Although recall bias cannot be totally excluded, it was minimized by the use of standardized questionnaires and the similar interviewing conditions for cases and controls. Moreover, the study was conducted in 2005–2008, a period where the carcinogenic potentials of night work was not a major public concern in France. In addition, the mean number of jobs and the total duration of employment reported by cases and controls were similar.28
To address the possibility of confounding by well-established risk factors for breast cancer, all models examining the association between breast cancer and night work were closely adjusted for potential confounders. Night work was weakly associated with tobacco smoking, body mass index or alcohol consumption, but adjusting for these variables in the models did not change the results.

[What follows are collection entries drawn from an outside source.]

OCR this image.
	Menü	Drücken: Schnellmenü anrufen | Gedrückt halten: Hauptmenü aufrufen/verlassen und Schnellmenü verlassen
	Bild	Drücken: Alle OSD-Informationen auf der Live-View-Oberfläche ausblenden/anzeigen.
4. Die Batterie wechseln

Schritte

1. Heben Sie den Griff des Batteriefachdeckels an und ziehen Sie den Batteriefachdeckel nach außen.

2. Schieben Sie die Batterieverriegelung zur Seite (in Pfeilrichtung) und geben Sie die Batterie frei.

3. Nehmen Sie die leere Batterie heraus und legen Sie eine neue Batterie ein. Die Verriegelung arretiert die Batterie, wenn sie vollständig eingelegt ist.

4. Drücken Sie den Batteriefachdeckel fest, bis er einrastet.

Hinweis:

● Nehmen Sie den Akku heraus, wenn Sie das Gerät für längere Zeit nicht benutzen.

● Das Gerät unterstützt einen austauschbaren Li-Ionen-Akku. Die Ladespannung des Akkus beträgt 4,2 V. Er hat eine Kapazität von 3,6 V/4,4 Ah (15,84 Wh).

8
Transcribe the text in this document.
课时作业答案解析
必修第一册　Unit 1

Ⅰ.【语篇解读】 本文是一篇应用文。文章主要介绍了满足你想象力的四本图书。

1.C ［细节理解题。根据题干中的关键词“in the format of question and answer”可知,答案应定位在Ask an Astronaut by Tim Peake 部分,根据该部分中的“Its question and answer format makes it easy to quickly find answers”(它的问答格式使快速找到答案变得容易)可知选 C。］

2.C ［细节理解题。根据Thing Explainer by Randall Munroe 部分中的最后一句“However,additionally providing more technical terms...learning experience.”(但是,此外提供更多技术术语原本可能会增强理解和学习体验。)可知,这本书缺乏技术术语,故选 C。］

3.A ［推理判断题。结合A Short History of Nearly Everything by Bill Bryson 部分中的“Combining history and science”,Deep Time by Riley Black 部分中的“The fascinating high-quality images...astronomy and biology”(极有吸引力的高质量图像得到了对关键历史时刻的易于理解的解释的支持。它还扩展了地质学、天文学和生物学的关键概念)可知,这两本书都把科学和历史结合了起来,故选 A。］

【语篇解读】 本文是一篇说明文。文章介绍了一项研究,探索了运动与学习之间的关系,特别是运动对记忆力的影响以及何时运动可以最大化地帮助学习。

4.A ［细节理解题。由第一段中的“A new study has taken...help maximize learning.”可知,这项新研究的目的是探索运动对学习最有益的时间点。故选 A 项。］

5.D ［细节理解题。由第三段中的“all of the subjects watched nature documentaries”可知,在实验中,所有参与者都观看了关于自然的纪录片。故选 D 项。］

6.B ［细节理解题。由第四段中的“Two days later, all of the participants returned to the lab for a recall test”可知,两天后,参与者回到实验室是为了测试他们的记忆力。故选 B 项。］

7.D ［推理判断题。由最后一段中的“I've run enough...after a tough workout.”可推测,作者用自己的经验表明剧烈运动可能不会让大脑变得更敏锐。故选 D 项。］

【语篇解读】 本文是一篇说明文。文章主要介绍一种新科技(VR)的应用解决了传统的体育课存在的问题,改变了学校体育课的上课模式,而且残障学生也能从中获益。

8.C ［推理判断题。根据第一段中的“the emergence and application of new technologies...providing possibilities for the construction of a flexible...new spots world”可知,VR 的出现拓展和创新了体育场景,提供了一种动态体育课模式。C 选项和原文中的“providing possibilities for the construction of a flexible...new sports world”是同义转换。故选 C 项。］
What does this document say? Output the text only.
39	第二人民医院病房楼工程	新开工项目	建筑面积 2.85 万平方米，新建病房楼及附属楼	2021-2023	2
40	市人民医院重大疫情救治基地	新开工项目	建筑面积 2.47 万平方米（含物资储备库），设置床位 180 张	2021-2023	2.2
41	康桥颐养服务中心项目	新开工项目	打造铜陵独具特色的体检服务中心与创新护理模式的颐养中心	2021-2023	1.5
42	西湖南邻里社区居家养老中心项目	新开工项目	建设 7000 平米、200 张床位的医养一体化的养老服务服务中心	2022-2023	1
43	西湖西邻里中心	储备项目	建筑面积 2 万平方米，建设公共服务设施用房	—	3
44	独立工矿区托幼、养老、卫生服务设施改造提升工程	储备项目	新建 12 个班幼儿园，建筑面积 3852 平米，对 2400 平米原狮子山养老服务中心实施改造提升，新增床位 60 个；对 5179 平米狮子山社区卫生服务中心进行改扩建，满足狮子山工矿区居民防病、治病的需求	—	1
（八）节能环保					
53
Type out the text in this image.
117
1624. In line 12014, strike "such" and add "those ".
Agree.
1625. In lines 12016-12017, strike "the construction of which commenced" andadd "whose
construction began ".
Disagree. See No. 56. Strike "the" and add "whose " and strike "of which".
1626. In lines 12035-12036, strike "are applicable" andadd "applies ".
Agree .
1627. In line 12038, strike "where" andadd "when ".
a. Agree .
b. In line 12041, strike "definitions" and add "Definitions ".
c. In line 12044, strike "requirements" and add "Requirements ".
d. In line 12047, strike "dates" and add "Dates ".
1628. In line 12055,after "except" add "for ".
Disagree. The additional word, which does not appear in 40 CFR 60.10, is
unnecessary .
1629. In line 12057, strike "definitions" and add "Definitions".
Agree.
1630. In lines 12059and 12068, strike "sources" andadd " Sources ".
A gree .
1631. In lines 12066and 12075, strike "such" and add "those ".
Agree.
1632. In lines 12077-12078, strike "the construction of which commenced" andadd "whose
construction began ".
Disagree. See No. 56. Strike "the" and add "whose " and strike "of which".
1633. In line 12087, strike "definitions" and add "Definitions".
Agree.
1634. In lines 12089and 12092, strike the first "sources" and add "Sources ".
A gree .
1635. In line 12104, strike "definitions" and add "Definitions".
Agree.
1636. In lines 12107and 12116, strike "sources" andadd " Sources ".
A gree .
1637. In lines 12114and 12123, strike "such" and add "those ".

In conclusion, our results support a possible role of night work in breast cancer, particularly if night work occurs before first full-term pregnancy, and may reflect the link between circadian disruption and mammary carcinogenesis. To go further in the understanding of night work and circadian disruption in cancer etiology, epidemiological studies should better standardize night work definition across studies. Besides collecting data on work schedules over lifetime work history, future epidemiological studies should assess the subjects' chronotype to better characterize circadian disruption. Investigations on genetic polymorphisms and/or epigenetic changes in genes involved in circadian rhythm are also of interest. Given the increasing prevalence of night work among women in modern societies, scrutinizing the relationship between night work and breast cancer constitutes a major issue for public health and may have an impact on work policy.